Lee Kantor: So, when this was happening, we were seeing that it was very difficult logistically to schedule. We pivoted to a show where we focused in on their members and we said, you know what? You can invite as many members as you want. We’re going to do this just to keep serving the current membership. And you can still do these roundtables. But let’s not just make the roundtables the only type of content that we’re providing for you. Let us, on your behalf, interview members and just make sure that we tell their stories.

Lee Kantor: So, what happened was this association assigned the inviting of the the members to the show to one of their communications people. And she would just every week invite ten members, of which five of them typically said yes. And then, they would just enter my calendar and I was doing the interviews.
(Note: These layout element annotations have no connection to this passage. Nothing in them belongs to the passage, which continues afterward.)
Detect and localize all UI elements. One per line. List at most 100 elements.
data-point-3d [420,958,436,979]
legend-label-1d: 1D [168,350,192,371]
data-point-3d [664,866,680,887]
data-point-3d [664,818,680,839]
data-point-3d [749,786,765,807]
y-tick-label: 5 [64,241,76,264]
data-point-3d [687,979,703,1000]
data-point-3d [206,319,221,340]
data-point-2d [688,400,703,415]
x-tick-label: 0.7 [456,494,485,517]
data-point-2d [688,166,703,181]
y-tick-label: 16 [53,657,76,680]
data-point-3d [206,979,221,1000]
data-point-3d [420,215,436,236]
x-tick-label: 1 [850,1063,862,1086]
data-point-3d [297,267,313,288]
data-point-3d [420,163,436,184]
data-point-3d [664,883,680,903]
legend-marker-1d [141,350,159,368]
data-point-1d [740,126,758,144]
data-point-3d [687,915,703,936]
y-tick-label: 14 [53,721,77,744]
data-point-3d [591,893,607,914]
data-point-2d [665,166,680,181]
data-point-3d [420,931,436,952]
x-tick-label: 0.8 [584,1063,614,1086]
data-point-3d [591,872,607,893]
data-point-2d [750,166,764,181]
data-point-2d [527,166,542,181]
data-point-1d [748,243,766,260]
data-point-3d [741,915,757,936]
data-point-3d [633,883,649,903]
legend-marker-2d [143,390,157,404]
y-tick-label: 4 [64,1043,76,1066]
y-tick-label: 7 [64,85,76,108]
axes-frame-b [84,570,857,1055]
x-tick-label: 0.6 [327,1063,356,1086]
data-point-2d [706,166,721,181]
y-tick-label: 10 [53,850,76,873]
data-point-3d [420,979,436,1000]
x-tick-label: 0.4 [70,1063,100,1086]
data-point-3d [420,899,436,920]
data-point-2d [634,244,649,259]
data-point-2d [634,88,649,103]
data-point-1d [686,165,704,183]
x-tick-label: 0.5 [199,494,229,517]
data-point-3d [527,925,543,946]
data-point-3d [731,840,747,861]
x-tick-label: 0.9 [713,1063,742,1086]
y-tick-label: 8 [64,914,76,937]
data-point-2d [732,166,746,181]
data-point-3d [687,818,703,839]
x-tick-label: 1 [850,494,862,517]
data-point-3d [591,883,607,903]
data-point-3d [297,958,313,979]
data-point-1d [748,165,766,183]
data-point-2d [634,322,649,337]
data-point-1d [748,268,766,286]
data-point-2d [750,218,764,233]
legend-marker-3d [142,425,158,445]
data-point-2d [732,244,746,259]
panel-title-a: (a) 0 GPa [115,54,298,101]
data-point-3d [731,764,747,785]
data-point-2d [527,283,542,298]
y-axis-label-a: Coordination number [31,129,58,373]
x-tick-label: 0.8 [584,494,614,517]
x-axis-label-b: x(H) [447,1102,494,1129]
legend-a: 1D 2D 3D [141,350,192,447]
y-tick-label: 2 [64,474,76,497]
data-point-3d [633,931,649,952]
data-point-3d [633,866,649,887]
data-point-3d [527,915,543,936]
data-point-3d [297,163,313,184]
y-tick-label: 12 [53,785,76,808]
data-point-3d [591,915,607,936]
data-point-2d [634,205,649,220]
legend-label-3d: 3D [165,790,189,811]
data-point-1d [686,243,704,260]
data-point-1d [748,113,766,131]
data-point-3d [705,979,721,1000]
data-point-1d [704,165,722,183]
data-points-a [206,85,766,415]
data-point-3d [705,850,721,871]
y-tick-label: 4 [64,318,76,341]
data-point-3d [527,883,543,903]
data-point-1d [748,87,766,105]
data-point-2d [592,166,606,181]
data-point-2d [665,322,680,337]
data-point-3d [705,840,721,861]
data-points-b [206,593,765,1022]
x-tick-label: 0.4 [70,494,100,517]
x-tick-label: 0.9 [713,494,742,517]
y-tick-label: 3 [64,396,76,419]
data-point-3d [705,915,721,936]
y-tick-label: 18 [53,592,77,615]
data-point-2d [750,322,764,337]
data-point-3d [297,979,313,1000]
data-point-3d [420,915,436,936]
Lee Kantor: So, we were doing this all virtually. It was all done on Zoom. And we were talking about the members, you know what makes this member’s business unique and special? What was their backstory? How did they get involved in this type of work? What’s a success story that they’ve had with their person? And then, always during the course of the interview, I always ask, why did you join this association? How has it helped you? And they always gave a testimonial.

Lee Kantor: So, part of our delivery back to the client was the interview, which they shared through their marketing and networking and the newsletters and things like that and we would carve out that testimonial. So, we were capturing for them just dozens and dozens of testimonials of happy members. And they’ve been able to use those testimonials in a variety of ways. One of the ways which is really cool is they do a conference on a regular basis, and they just have it playing in the background, all these testimonials from guest after guest.

Lee Kantor: And since we didn’t kind of put a limit on the amount of guests, I guess in the last six months, we’ve interviewed over 50 members. And that’s just kind of part of the service that we’re providing them. And then, something that they do, which I think is super creative from a member retention part, is the cohort of guests, they do a meet and greet every quarter for that quarter’s guest, where they all come on a Zoom with the head of the association, thanking them for being part of the show, connecting them together, making sure that everybody knows each other. They’ve kind of created an alumni group of guests of the show.

Lee Kantor: And then, in the last conference, I know an upcoming conference that they’re about to produce, they’re having the person who’s doing the booking of the show stand up and have a speaking opportunity to let all the members know of, hey, we do this show. We would love for you to become part of it. And if you’re interested, please go to this QR code, which we’re going to show on the screen, and sign up here. And then, what she does is she vets all the guests, and she just is really leveraging our methodology of multiple relationship building moments.

Lee Kantor: And so, they’re really serving the heck out of their members. They’re providing so much value. They’re getting a lot of opportunities where the members are actually referring other potential members to her, because she’s casting a wide net and wants to just meet more people, connect with more people so she can help more people.

Lee Kantor: So, the show has really exceeded expectations when it comes to value, providing that this association is doing. And it’s really great that they were open to pivoting, and they’re still getting those roundtables that they wanted, but they’re also getting a mechanism to really provide extra value to members, where a lot of associations are struggling when it comes to providing the value of members that keeps members sticky, and it helps the members refer new members to the association.